Post # 61
- Wedding: December 2017 - Lake Louise Canada
Haha WHOA this B* is crazy. “Sorry you RSVP’d no, send me some honeyfund $ anyway.” I hope she stumbles on weddingbee one day. I always think I’ve read it all and someone ups the ante.
Post # 62
“With people moving in together at a drop of a hat & not really committing to each other after 5-10 years together (heck, we see it here, all the time)…. I’m not sure the whole “established couple” thing is really a thing. I don’t blame the gal. Weddings are expensive. Just don’t go & send a card. No biggie.”
Some people also get married “at the drop of a hat,” lots of people get divorced or are not committed and loyal during their marriage. I guess the thing to do would be to quiz every couple on the length, seriousness, and committment of their relationship before inviting their SO’s. That way we can weed out those 5 and 10-year couples, married or not, who are not REALLY in an “established relationship”.
Post # 63
It is perfectly within the bounds of etiquette to draw the line at only inviting the SOs of those who are considered to be a social unit (i.e. married, engaged or — only because etiquette considers them to be secretly married — those who are living together.) However, your friend had already verbally indicated that your SO would be invited, and you are actually living together.

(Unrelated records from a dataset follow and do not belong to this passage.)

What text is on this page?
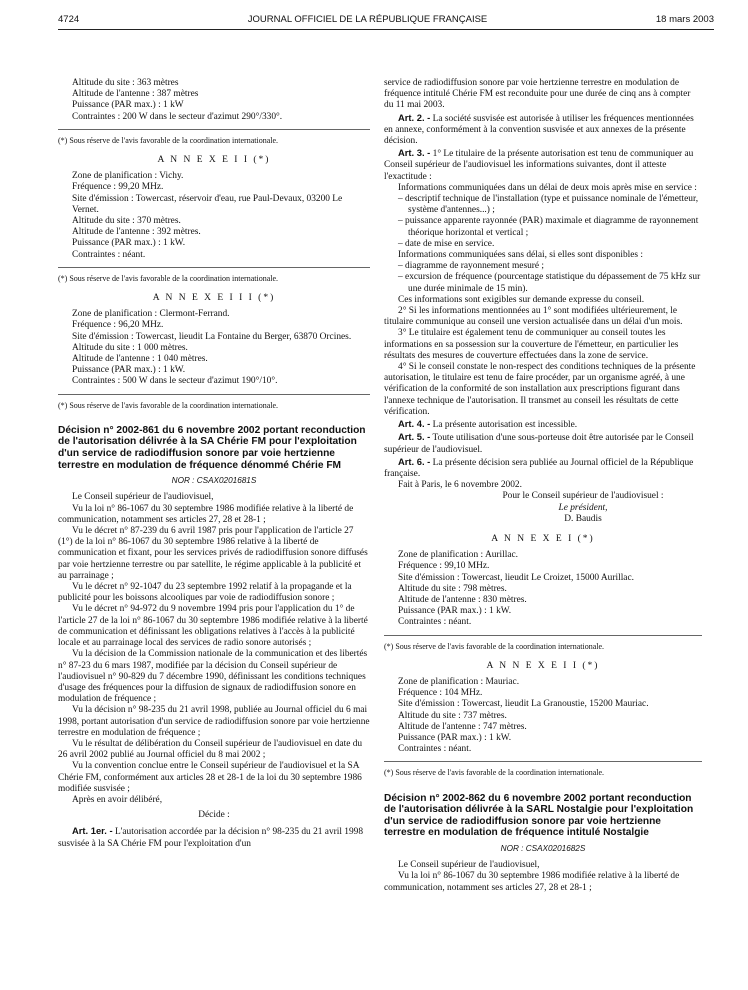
4724	JOURNAL OFFICIEL DE LA RÉPUBLIQUE FRANÇAISE	18 mars 2003

Altitude du site : 363 mètres

Altitude de l'antenne : 387 mètres

Puissance (PAR max.) : 1 kW

Contraintes : 200 W dans le secteur d'azimut 290°/330°.

(*) Sous réserve de l'avis favorable de la coordination internationale.

A N N E X E I I (*)

Zone de planification : Vichy.

Fréquence : 99,20 MHz.

Site d'émission : Towercast, réservoir d'eau, rue Paul-Devaux, 03200 Le Vernet.

Altitude du site : 370 mètres.

Altitude de l'antenne : 392 mètres.

Puissance (PAR max.) : 1 kW.

Contraintes : néant.

(*) Sous réserve de l'avis favorable de la coordination internationale.

A N N E X E I I I (*)

Zone de planification : Clermont-Ferrand.

Fréquence : 96,20 MHz.

Site d'émission : Towercast, lieudit La Fontaine du Berger, 63870 Orcines.

Altitude du site : 1 000 mètres.

Altitude de l'antenne : 1 040 mètres.

Puissance (PAR max.) : 1 kW.

Contraintes : 500 W dans le secteur d'azimut 190°/10°.

(*) Sous réserve de l'avis favorable de la coordination internationale.

Décision n° 2002-861 du 6 novembre 2002 portant reconduction de l'autorisation délivrée à la SA Chérie FM pour l'exploitation d'un service de radiodiffusion sonore par voie hertzienne terrestre en modulation de fréquence dénommé Chérie FM

NOR : CSAX0201681S

Le Conseil supérieur de l'audiovisuel,

Vu la loi n° 86-1067 du 30 septembre 1986 modifiée relative à la liberté de communication, notamment ses articles 27, 28 et 28-1 ;

Vu le décret n° 87-239 du 6 avril 1987 pris pour l'application de l'article 27 (1°) de la loi n° 86-1067 du 30 septembre 1986 relative à la liberté de communication et fixant, pour les services privés de radiodiffusion sonore diffusés par voie hertzienne terrestre ou par satellite, le régime applicable à la publicité et au parrainage ;

Vu le décret n° 92-1047 du 23 septembre 1992 relatif à la propagande et la publicité pour les boissons alcooliques par voie de radiodiffusion sonore ;

Vu le décret n° 94-972 du 9 novembre 1994 pris pour l'application du 1° de l'article 27 de la loi n° 86-1067 du 30 septembre 1986 modifiée relative à la liberté de communication et définissant les obligations relatives à l'accès à la publicité locale et au parrainage local des services de radio sonore autorisés ;

Vu la décision de la Commission nationale de la communication et des libertés n° 87-23 du 6 mars 1987, modifiée par la décision du Conseil supérieur de l'audiovisuel n° 90-829 du 7 décembre 1990, définissant les conditions techniques d'usage des fréquences pour la diffusion de signaux de radiodiffusion sonore en modulation de fréquence ;

Vu la décision n° 98-235 du 21 avril 1998, publiée au Journal officiel du 6 mai 1998, portant autorisation d'un service de radiodiffusion sonore par voie hertzienne terrestre en modulation de fréquence ;

Vu le résultat de délibération du Conseil supérieur de l'audiovisuel en date du 26 avril 2002 publié au Journal officiel du 8 mai 2002 ;

Vu la convention conclue entre le Conseil supérieur de l'audiovisuel et la SA Chérie FM, conformément aux articles 28 et 28-1 de la loi du 30 septembre 1986 modifiée susvisée ;

Après en avoir délibéré,

Décide :

Art. 1er. - L'autorisation accordée par la décision n° 98-235 du 21 avril 1998 susvisée à la SA Chérie FM pour l'exploitation d'un

service de radiodiffusion sonore par voie hertzienne terrestre en modulation de fréquence intitulé Chérie FM est reconduite pour une durée de cinq ans à compter du 11 mai 2003.

Art. 2. - La société susvisée est autorisée à utiliser les fréquences mentionnées en annexe, conformément à la convention susvisée et aux annexes de la présente décision.

Art. 3. - 1° Le titulaire de la présente autorisation est tenu de communiquer au Conseil supérieur de l'audiovisuel les informations suivantes, dont il atteste l'exactitude :

Informations communiquées dans un délai de deux mois après mise en service :

– descriptif technique de l'installation (type et puissance nominale de l'émetteur, système d'antennes...) ;

– puissance apparente rayonnée (PAR) maximale et diagramme de rayonnement théorique horizontal et vertical ;

– date de mise en service.

Informations communiquées sans délai, si elles sont disponibles :

– diagramme de rayonnement mesuré ;

– excursion de fréquence (pourcentage statistique du dépassement de 75 kHz sur une durée minimale de 15 min).

Ces informations sont exigibles sur demande expresse du conseil.

2° Si les informations mentionnées au 1° sont modifiées ultérieurement, le titulaire communique au conseil une version actualisée dans un délai d'un mois.

3° Le titulaire est également tenu de communiquer au conseil toutes les informations en sa possession sur la couverture de l'émetteur, en particulier les résultats des mesures de couverture effectuées dans la zone de service.

4° Si le conseil constate le non-respect des conditions techniques de la présente autorisation, le titulaire est tenu de faire procéder, par un organisme agréé, à une vérification de la conformité de son installation aux prescriptions figurant dans l'annexe technique de l'autorisation. Il transmet au conseil les résultats de cette vérification.

Art. 4. - La présente autorisation est incessible.

Art. 5. - Toute utilisation d'une sous-porteuse doit être autorisée par le Conseil supérieur de l'audiovisuel.

Art. 6. - La présente décision sera publiée au Journal officiel de la République française.

Fait à Paris, le 6 novembre 2002.

Pour le Conseil supérieur de l'audiovisuel :

Le président,

D. Baudis

A N N E X E I (*)

Zone de planification : Aurillac.

Fréquence : 99,10 MHz.

Site d'émission : Towercast, lieudit Le Croizet, 15000 Aurillac.

Altitude du site : 798 mètres.

Altitude de l'antenne : 830 mètres.

Puissance (PAR max.) : 1 kW.

Contraintes : néant.

(*) Sous réserve de l'avis favorable de la coordination internationale.

A N N E X E I I (*)

Zone de planification : Mauriac.

Fréquence : 104 MHz.

Site d'émission : Towercast, lieudit La Granoustie, 15200 Mauriac.

Altitude du site : 737 mètres.

Altitude de l'antenne : 747 mètres.

Puissance (PAR max.) : 1 kW.

Contraintes : néant.

(*) Sous réserve de l'avis favorable de la coordination internationale.

Décision n° 2002-862 du 6 novembre 2002 portant reconduction de l'autorisation délivrée à la SARL Nostalgie pour l'exploitation d'un service de radiodiffusion sonore par voie hertzienne terrestre en modulation de fréquence intitulé Nostalgie

NOR : CSAX0201682S

Le Conseil supérieur de l'audiovisuel,

Vu la loi n° 86-1067 du 30 septembre 1986 modifiée relative à la liberté de communication, notamment ses articles 27, 28 et 28-1 ;
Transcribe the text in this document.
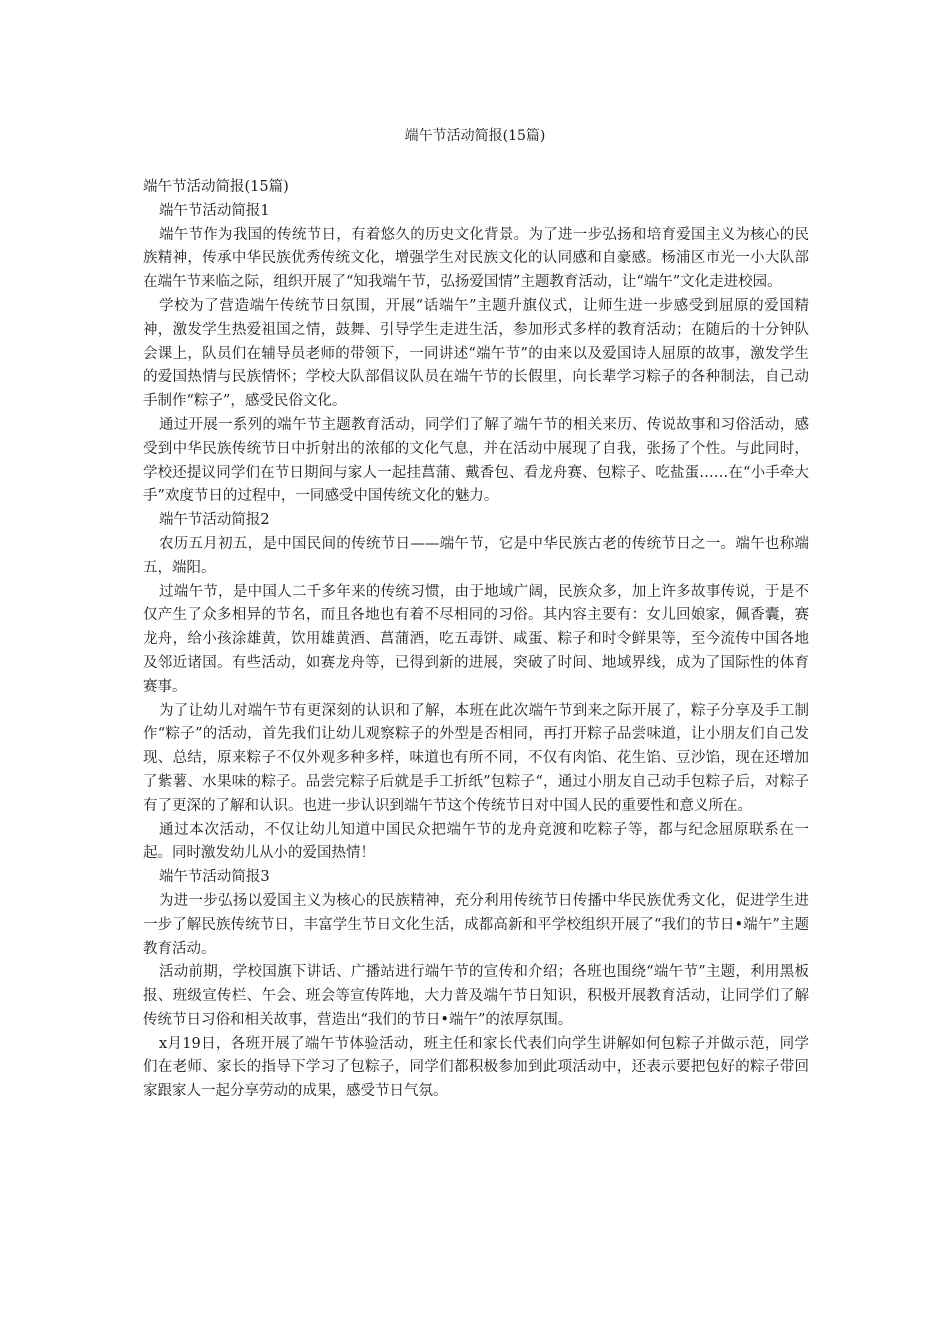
端午节活动简报(15篇)

端午节活动简报(15篇)

端午节活动简报1

端午节作为我国的传统节日，有着悠久的历史文化背景。为了进一步弘扬和培育爱国主义为核心的民族精神，传承中华民族优秀传统文化，增强学生对民族文化的认同感和自豪感。杨浦区市光一小大队部在端午节来临之际，组织开展了“知我端午节，弘扬爱国情”主题教育活动，让“端午”文化走进校园。

学校为了营造端午传统节日氛围，开展“话端午”主题升旗仪式，让师生进一步感受到屈原的爱国精神，激发学生热爱祖国之情，鼓舞、引导学生走进生活，参加形式多样的教育活动；在随后的十分钟队会课上，队员们在辅导员老师的带领下，一同讲述“端午节”的由来以及爱国诗人屈原的故事，激发学生的爱国热情与民族情怀；学校大队部倡议队员在端午节的长假里，向长辈学习粽子的各种制法，自己动手制作“粽子”，感受民俗文化。

通过开展一系列的端午节主题教育活动，同学们了解了端午节的相关来历、传说故事和习俗活动，感受到中华民族传统节日中折射出的浓郁的文化气息，并在活动中展现了自我，张扬了个性。与此同时，学校还提议同学们在节日期间与家人一起挂菖蒲、戴香包、看龙舟赛、包粽子、吃盐蛋……在“小手牵大手”欢度节日的过程中，一同感受中国传统文化的魅力。

端午节活动简报2

农历五月初五，是中国民间的传统节日——端午节，它是中华民族古老的传统节日之一。端午也称端五，端阳。

过端午节，是中国人二千多年来的传统习惯，由于地域广阔，民族众多，加上许多故事传说，于是不仅产生了众多相异的节名，而且各地也有着不尽相同的习俗。其内容主要有：女儿回娘家，佩香囊，赛龙舟，给小孩涂雄黄，饮用雄黄酒、菖蒲酒，吃五毒饼、咸蛋、粽子和时令鲜果等，至今流传中国各地及邻近诸国。有些活动，如赛龙舟等，已得到新的进展，突破了时间、地域界线，成为了国际性的体育赛事。

为了让幼儿对端午节有更深刻的认识和了解，本班在此次端午节到来之际开展了，粽子分享及手工制作“粽子”的活动，首先我们让幼儿观察粽子的外型是否相同，再打开粽子品尝味道，让小朋友们自己发现、总结，原来粽子不仅外观多种多样，味道也有所不同，不仅有肉馅、花生馅、豆沙馅，现在还增加了紫薯、水果味的粽子。品尝完粽子后就是手工折纸”包粽子“，通过小朋友自己动手包粽子后，对粽子有了更深的了解和认识。也进一步认识到端午节这个传统节日对中国人民的重要性和意义所在。

通过本次活动，不仅让幼儿知道中国民众把端午节的龙舟竞渡和吃粽子等，都与纪念屈原联系在一起。同时激发幼儿从小的爱国热情！

端午节活动简报3

为进一步弘扬以爱国主义为核心的民族精神，充分利用传统节日传播中华民族优秀文化，促进学生进一步了解民族传统节日，丰富学生节日文化生活，成都高新和平学校组织开展了“我们的节日•端午”主题教育活动。

活动前期，学校国旗下讲话、广播站进行端午节的宣传和介绍；各班也围绕“端午节”主题，利用黑板报、班级宣传栏、午会、班会等宣传阵地，大力普及端午节日知识，积极开展教育活动，让同学们了解传统节日习俗和相关故事，营造出“我们的节日•端午”的浓厚氛围。

x月19日，各班开展了端午节体验活动，班主任和家长代表们向学生讲解如何包粽子并做示范，同学们在老师、家长的指导下学习了包粽子，同学们都积极参加到此项活动中，还表示要把包好的粽子带回家跟家人一起分享劳动的成果，感受节日气氛。
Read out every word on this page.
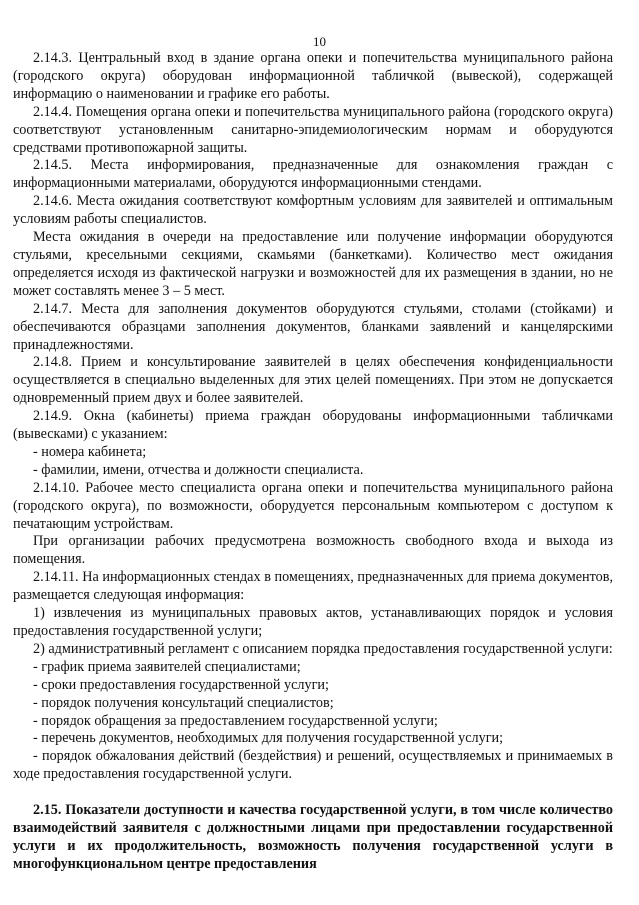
10

2.14.3. Центральный вход в здание органа опеки и попечительства муниципального района (городского округа) оборудован информационной табличкой (вывеской), содержащей информацию о наименовании и графике его работы.

2.14.4. Помещения органа опеки и попечительства муниципального района (городского округа) соответствуют установленным санитарно-эпидемиологическим нормам и оборудуются средствами противопожарной защиты.

2.14.5. Места информирования, предназначенные для ознакомления граждан с информационными материалами, оборудуются информационными стендами.

2.14.6. Места ожидания соответствуют комфортным условиям для заявителей и оптимальным условиям работы специалистов.

Места ожидания в очереди на предоставление или получение информации оборудуются стульями, кресельными секциями, скамьями (банкетками). Количество мест ожидания определяется исходя из фактической нагрузки и возможностей для их размещения в здании, но не может составлять менее 3 – 5 мест.

2.14.7. Места для заполнения документов оборудуются стульями, столами (стойками) и обеспечиваются образцами заполнения документов, бланками заявлений и канцелярскими принадлежностями.

2.14.8. Прием и консультирование заявителей в целях обеспечения конфиденциальности осуществляется в специально выделенных для этих целей помещениях. При этом не допускается одновременный прием двух и более заявителей.

2.14.9. Окна (кабинеты) приема граждан оборудованы информационными табличками (вывесками) с указанием:

- номера кабинета;

- фамилии, имени, отчества и должности специалиста.

2.14.10. Рабочее место специалиста органа опеки и попечительства муниципального района (городского округа), по возможности, оборудуется персональным компьютером с доступом к печатающим устройствам.

При организации рабочих предусмотрена возможность свободного входа и выхода из помещения.

2.14.11. На информационных стендах в помещениях, предназначенных для приема документов, размещается следующая информация:

1) извлечения из муниципальных правовых актов, устанавливающих порядок и условия предоставления государственной услуги;

2) административный регламент с описанием порядка предоставления государственной услуги:

- график приема заявителей специалистами;

- сроки предоставления государственной услуги;

- порядок получения консультаций специалистов;

- порядок обращения за предоставлением государственной услуги;

- перечень документов, необходимых для получения государственной услуги;

- порядок обжалования действий (бездействия) и решений, осуществляемых и принимаемых в ходе предоставления государственной услуги.

2.15. Показатели доступности и качества государственной услуги, в том числе количество взаимодействий заявителя с должностными лицами при предоставлении государственной услуги и их продолжительность, возможность получения государственной услуги в многофункциональном центре предоставления
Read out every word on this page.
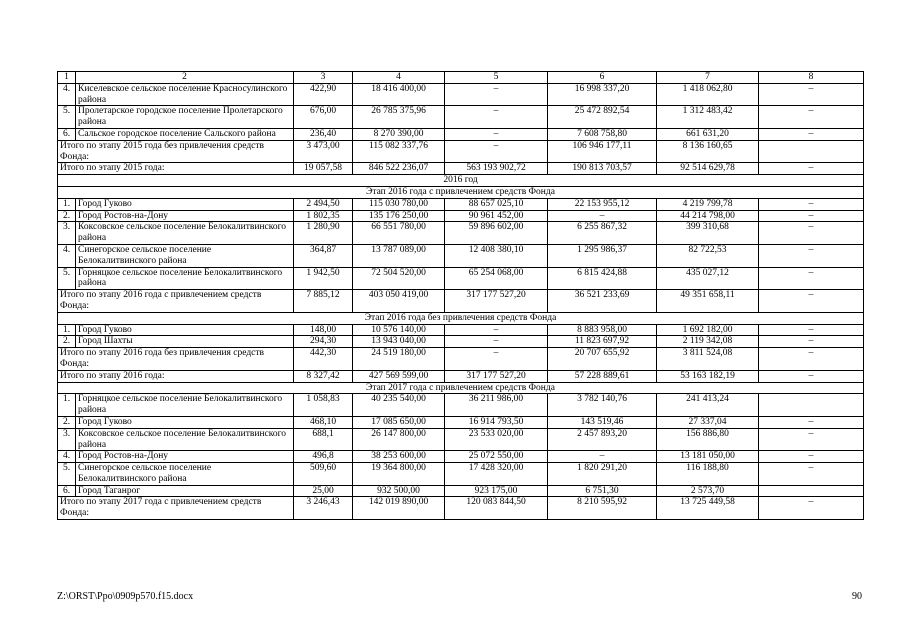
1	2	3	4	5	6	7	8
4.	Киселевское сельское поселение Красносулинского района	422,90	18 416 400,00	–	16 998 337,20	1 418 062,80	–
5.	Пролетарское городское поселение Пролетарского района	676,00	26 785 375,96	–	25 472 892,54	1 312 483,42	–
6.	Сальское городское поселение Сальского района	236,40	8 270 390,00	–	7 608 758,80	661 631,20	–
Итого по этапу 2015 года без привлечения средств Фонда:		3 473,00	115 082 337,76	–	106 946 177,11	8 136 160,65	
Итого по этапу 2015 года:		19 057,58	846 522 236,07	563 193 902,72	190 813 703,57	92 514 629,78	–
2016 год							
Этап 2016 года с привлечением средств Фонда							
1.	Город Гуково	2 494,50	115 030 780,00	88 657 025,10	22 153 955,12	4 219 799,78	–
2.	Город Ростов-на-Дону	1 802,35	135 176 250,00	90 961 452,00	–	44 214 798,00	–
3.	Коксовское сельское поселение Белокалитвинского района	1 280,90	66 551 780,00	59 896 602,00	6 255 867,32	399 310,68	–
4.	Синегорское сельское поселение Белокалитвинского района	364,87	13 787 089,00	12 408 380,10	1 295 986,37	82 722,53	–
5.	Горняцкое сельское поселение Белокалитвинского района	1 942,50	72 504 520,00	65 254 068,00	6 815 424,88	435 027,12	–
Итого по этапу 2016 года с привлечением средств Фонда:		7 885,12	403 050 419,00	317 177 527,20	36 521 233,69	49 351 658,11	–
Этап 2016 года без привлечения средств Фонда							
1.	Город Гуково	148,00	10 576 140,00	–	8 883 958,00	1 692 182,00	–
2.	Город Шахты	294,30	13 943 040,00	–	11 823 697,92	2 119 342,08	–
Итого по этапу 2016 года без привлечения средств Фонда:		442,30	24 519 180,00	–	20 707 655,92	3 811 524,08	–
Итого по этапу 2016 года:		8 327,42	427 569 599,00	317 177 527,20	57 228 889,61	53 163 182,19	–
Этап 2017 года с привлечением средств Фонда							
1.	Горняцкое сельское поселение Белокалитвинского района	1 058,83	40 235 540,00	36 211 986,00	3 782 140,76	241 413,24	
2.	Город Гуково	468,10	17 085 650,00	16 914 793,50	143 519,46	27 337,04	–
3.	Коксовское сельское поселение Белокалитвинского района	688,1	26 147 800,00	23 533 020,00	2 457 893,20	156 886,80	–
4.	Город Ростов-на-Дону	496,8	38 253 600,00	25 072 550,00	–	13 181 050,00	–
5.	Синегорское сельское поселение Белокалитвинского района	509,60	19 364 800,00	17 428 320,00	1 820 291,20	116 188,80	–
6.	Город Таганрог	25,00	932 500,00	923 175,00	6 751,30	2 573,70	
Итого по этапу 2017 года с привлечением средств Фонда:		3 246,43	142 019 890,00	120 083 844,50	8 210 595,92	13 725 449,58	–
Z:\ORST\Ppo\0909p570.f15.docx	90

Because of those issues, she is being impolite in her actions.
If you and your SO were planning to go on this trip, you both could still go and enjoy the rest of the time together, while you go to the wedding for a few hours alone. It’s not ideal, but you could still visit the city together.
Post # 64
I think you’ve made all the right decisions here – declining the invite as well as not sending a gift. It is within the bounds of ettiquette not to invite people that aren’t married and that would have been fine, but the fact that she had told you more than once that he would be invited, and discussed it with you directly makes it pretty rude. Especially since he was even on the save the date!
I bet that she went over budget and had to cull the guest list last minute – likely including you. Disinviting your boyfriend to an out of town wedding is a pretty clear indicator she wasn’t overly invested in your attending.
Including the honeymoon link in that email was toootally tacky as well. It’s a pretty obvious dig for money and she should have waited for you to ASK for the link to any registry if you still wanted to send a gift.
She sounds a bit socially clueless and even though I don’t think this is like a grave and terrible offense, I’m not terribly surprised she has a difficult time hanging onto friends.